Tangents are drawn from a point $(-2\sqrt 3 ,2)$ to the hyperbola $y^2-x^2=4$ and the chord of contact subtends an angle $\theta$ at center of hyperbola. Find the value of $12 \tan^2 \theta$.
My attempt:
The equation of chord of contact is $\sqrt 3 x+y=2$. Solving it with hyperbola we get the intersection points as $(0,2)$ and $(2\sqrt 3,-4)$. So calculating the angle gives me as $\frac{\pi}{2} + \tan^{-1}{(\frac{2}{\sqrt 3})}$. Which is wrong according to answer key. Where am I wrong?
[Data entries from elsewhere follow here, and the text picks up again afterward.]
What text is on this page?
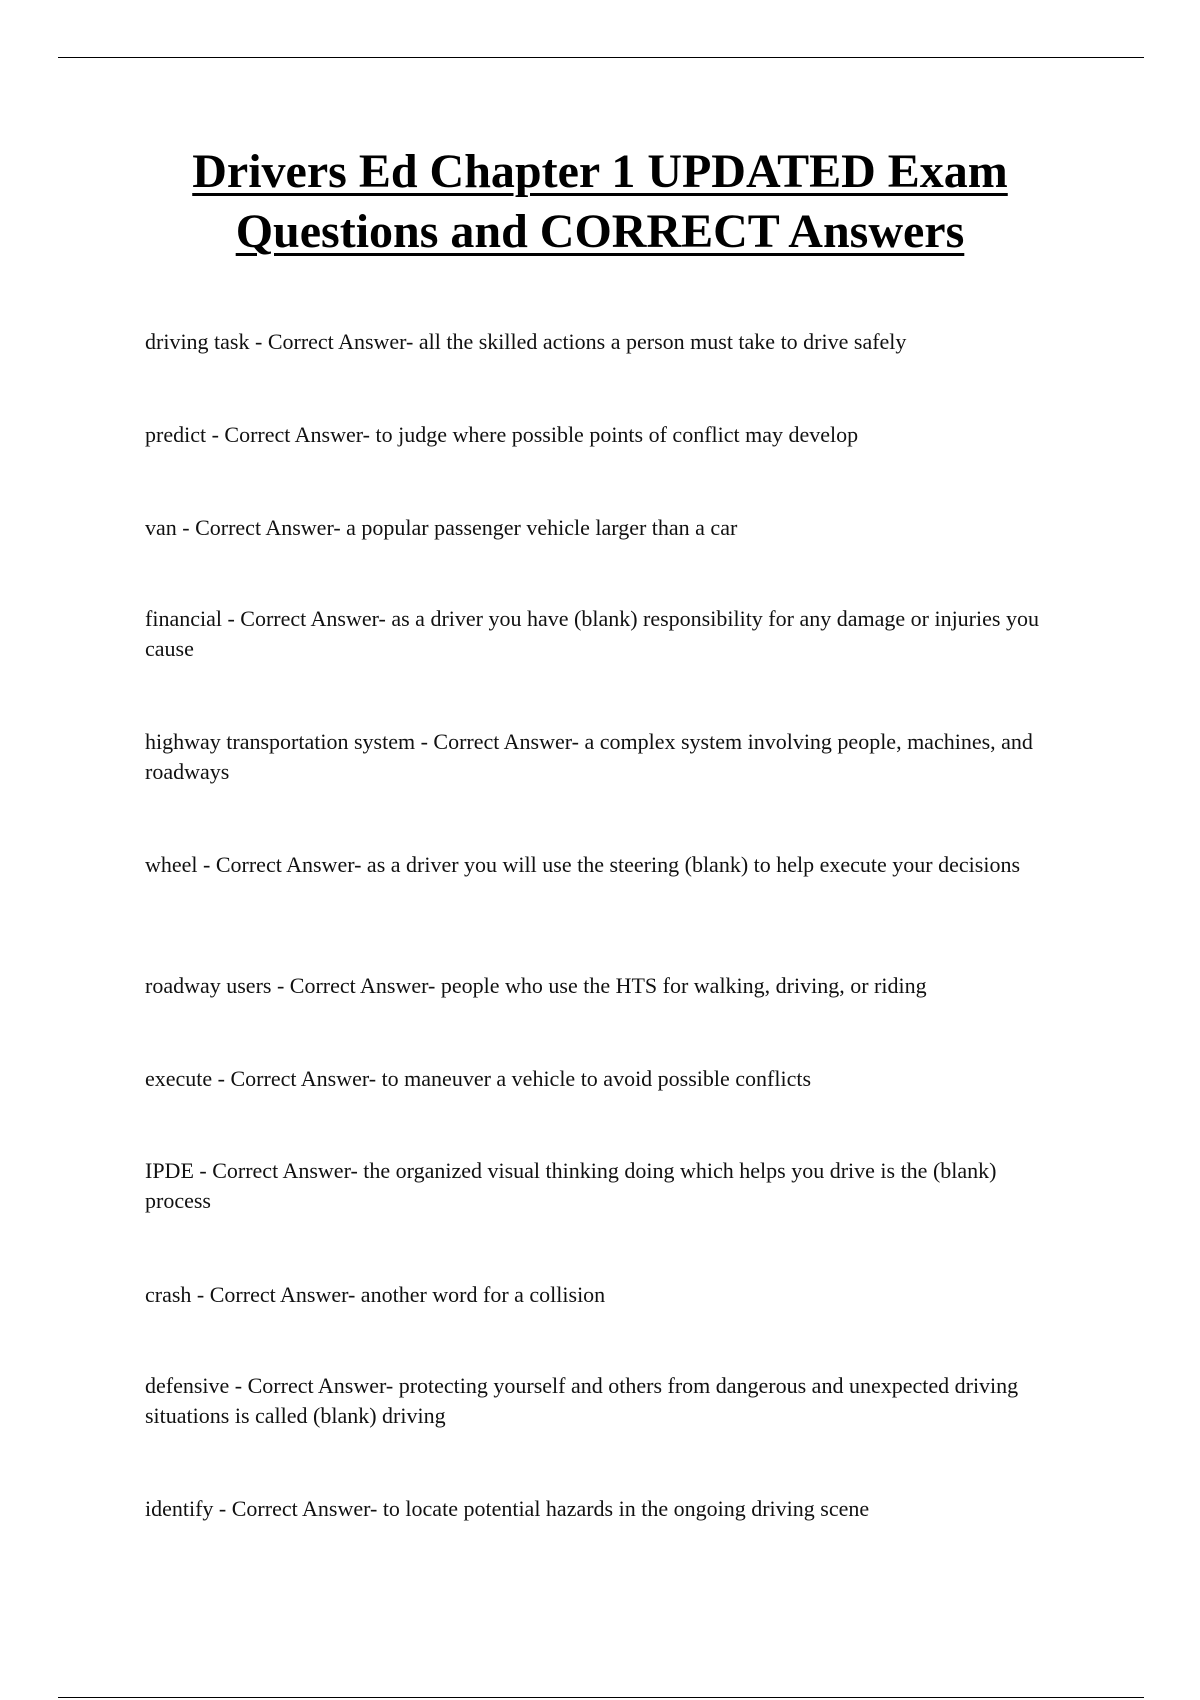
Drivers Ed Chapter 1 UPDATED Exam
Questions and CORRECT Answers

driving task - Correct Answer- all the skilled actions a person must take to drive safely

predict - Correct Answer- to judge where possible points of conflict may develop

van - Correct Answer- a popular passenger vehicle larger than a car

financial - Correct Answer- as a driver you have (blank) responsibility for any damage or injuries you cause

highway transportation system - Correct Answer- a complex system involving people, machines, and roadways

wheel - Correct Answer- as a driver you will use the steering (blank) to help execute your decisions

roadway users - Correct Answer- people who use the HTS for walking, driving, or riding

execute - Correct Answer- to maneuver a vehicle to avoid possible conflicts

IPDE - Correct Answer- the organized visual thinking doing which helps you drive is the (blank) process

crash - Correct Answer- another word for a collision

defensive - Correct Answer- protecting yourself and others from dangerous and unexpected driving situations is called (blank) driving

identify - Correct Answer- to locate potential hazards in the ongoing driving scene
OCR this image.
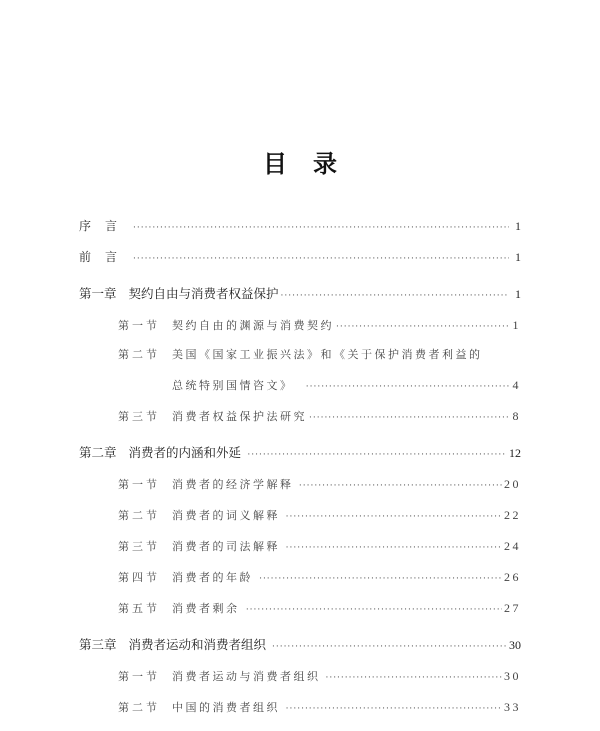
目录
序言 ·····	1
前言 ·····	1
第一章 契约自由与消费者权益保护 ·····	1
第一节 契约自由的渊源与消费契约 ·····	1
第二节 美国《国家工业振兴法》和《关于保护消费者利益的
总统特别国情咨文》 ·····	4
第三节 消费者权益保护法研究 ·····	8
第二章 消费者的内涵和外延 ·····	12
第一节 消费者的经济学解释 ·····	20
第二节 消费者的词义解释 ·····	22
第三节 消费者的司法解释 ·····	24
第四节 消费者的年龄 ·····	26
第五节 消费者剩余 ·····	27
第三章 消费者运动和消费者组织 ·····	30
第一节 消费者运动与消费者组织 ·····	30
第二节 中国的消费者组织 ·····	33
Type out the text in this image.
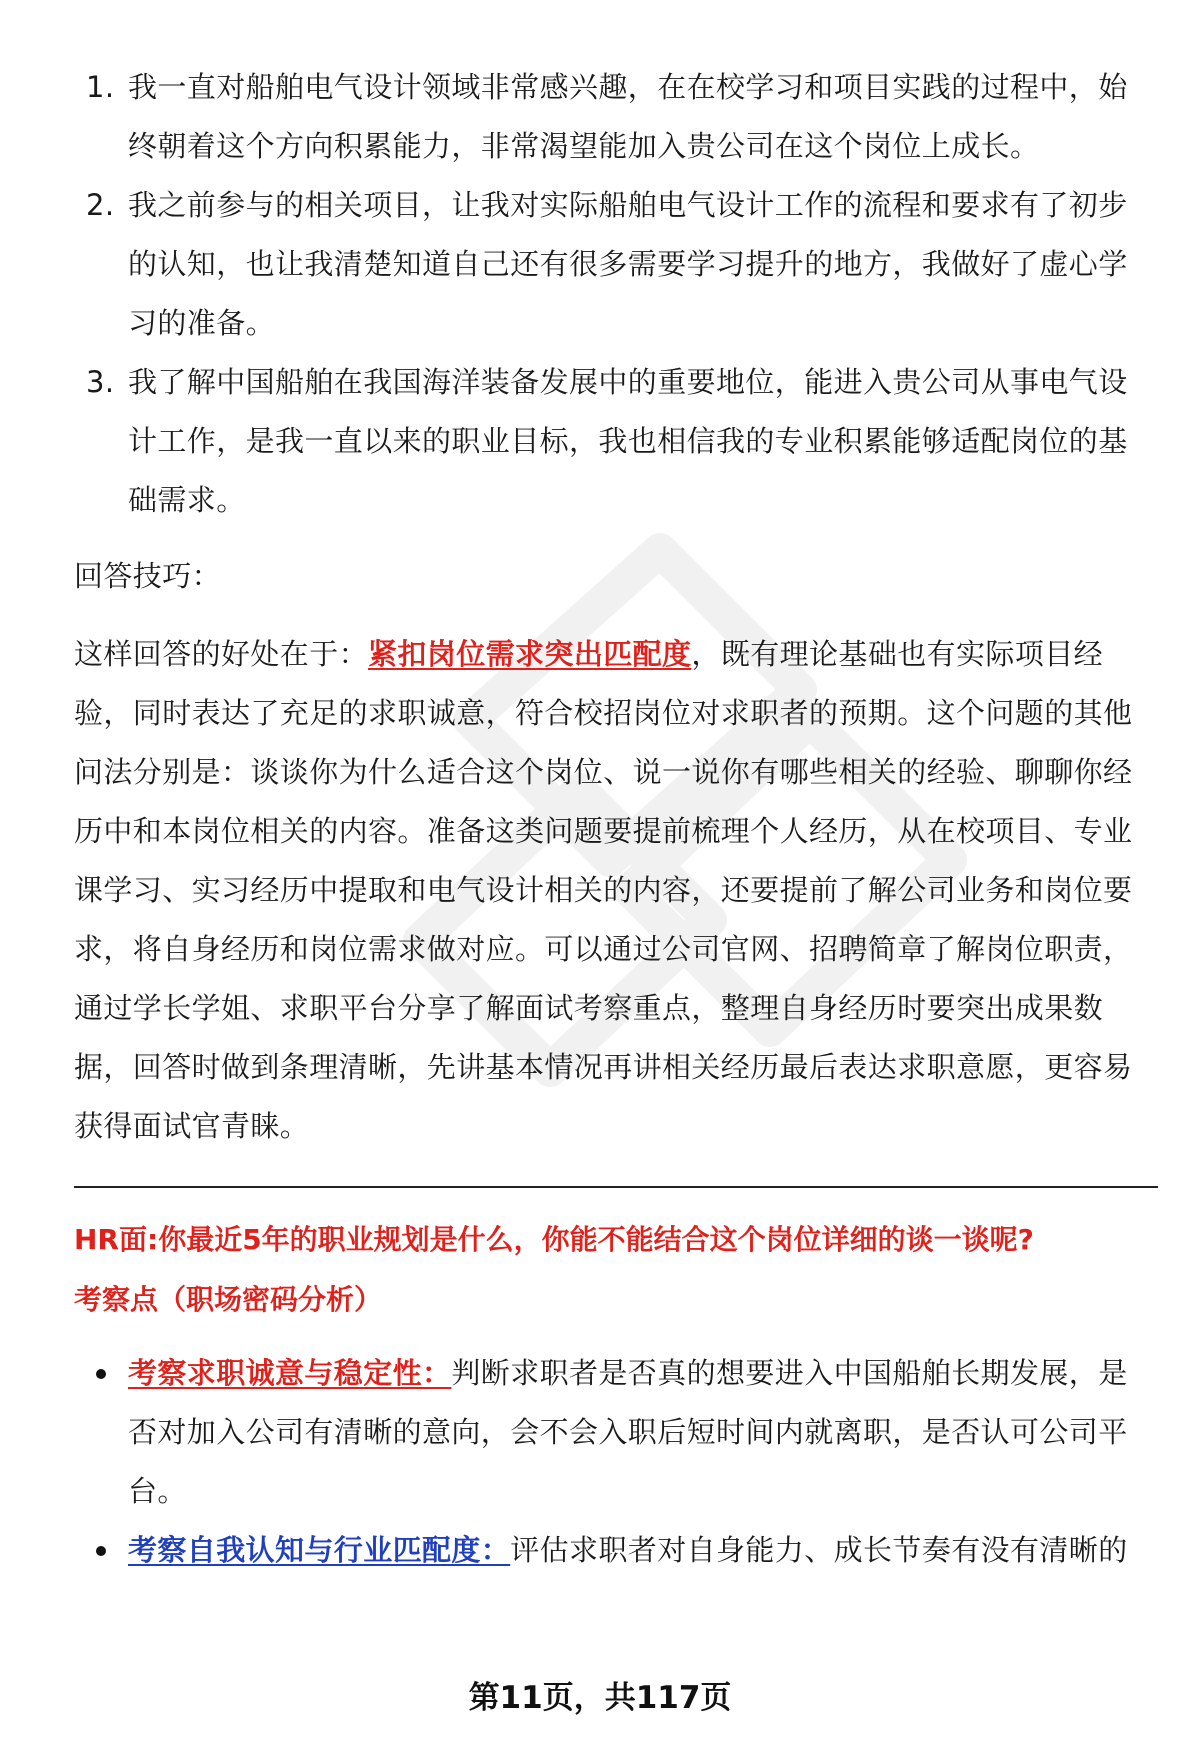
1. 我一直对船舶电气设计领域非常感兴趣，在在校学习和项目实践的过程中，始终朝着这个方向积累能力，非常渴望能加入贵公司在这个岗位上成长。
2. 我之前参与的相关项目，让我对实际船舶电气设计工作的流程和要求有了初步的认知，也让我清楚知道自己还有很多需要学习提升的地方，我做好了虚心学习的准备。
3. 我了解中国船舶在我国海洋装备发展中的重要地位，能进入贵公司从事电气设计工作，是我一直以来的职业目标，我也相信我的专业积累能够适配岗位的基础需求。
回答技巧：
这样回答的好处在于：紧扣岗位需求突出匹配度，既有理论基础也有实际项目经验，同时表达了充足的求职诚意，符合校招岗位对求职者的预期。这个问题的其他问法分别是：谈谈你为什么适合这个岗位、说一说你有哪些相关的经验、聊聊你经历中和本岗位相关的内容。准备这类问题要提前梳理个人经历，从在校项目、专业课学习、实习经历中提取和电气设计相关的内容，还要提前了解公司业务和岗位要求，将自身经历和岗位需求做对应。可以通过公司官网、招聘简章了解岗位职责，通过学长学姐、求职平台分享了解面试考察重点，整理自身经历时要突出成果数据，回答时做到条理清晰，先讲基本情况再讲相关经历最后表达求职意愿，更容易获得面试官青睐。
HR面:你最近5年的职业规划是什么，你能不能结合这个岗位详细的谈一谈呢?
考察点（职场密码分析）
考察求职诚意与稳定性：判断求职者是否真的想要进入中国船舶长期发展，是否对加入公司有清晰的意向，会不会入职后短时间内就离职，是否认可公司平台。
考察自我认知与行业匹配度：评估求职者对自身能力、成长节奏有没有清晰的
第11页，共117页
Without seeing your work, it’s impossible to tell you exactly where you’re going wrong, but let’s see:
$$\cos\theta = {(0,2)\cdot(2\sqrt3,-4) \over \lVert(0,2)\rVert \lVert(2\sqrt3,-4)\rVert} = {-8 \over 2 \cdot 2\sqrt7} = -\frac2{\sqrt7},$$ then use $\tan^2\theta+1=\sec^2\theta$ to obtain $\tan^2\theta = \frac34$. Since one of the points is on the $y$-axis, we can also compute $\tan\theta$ directly from the other point: $\tan\theta = {2\sqrt3\over-4} = -\frac{\sqrt3}2$. So, it appears that you’ve gotten a numerator and denominator swapped somewhere along the way.
As Blue noted in a comment, you don’t need to compute $\theta$ explicitly since you already have $\tan^2\theta$. Now, just multiply that by $12$.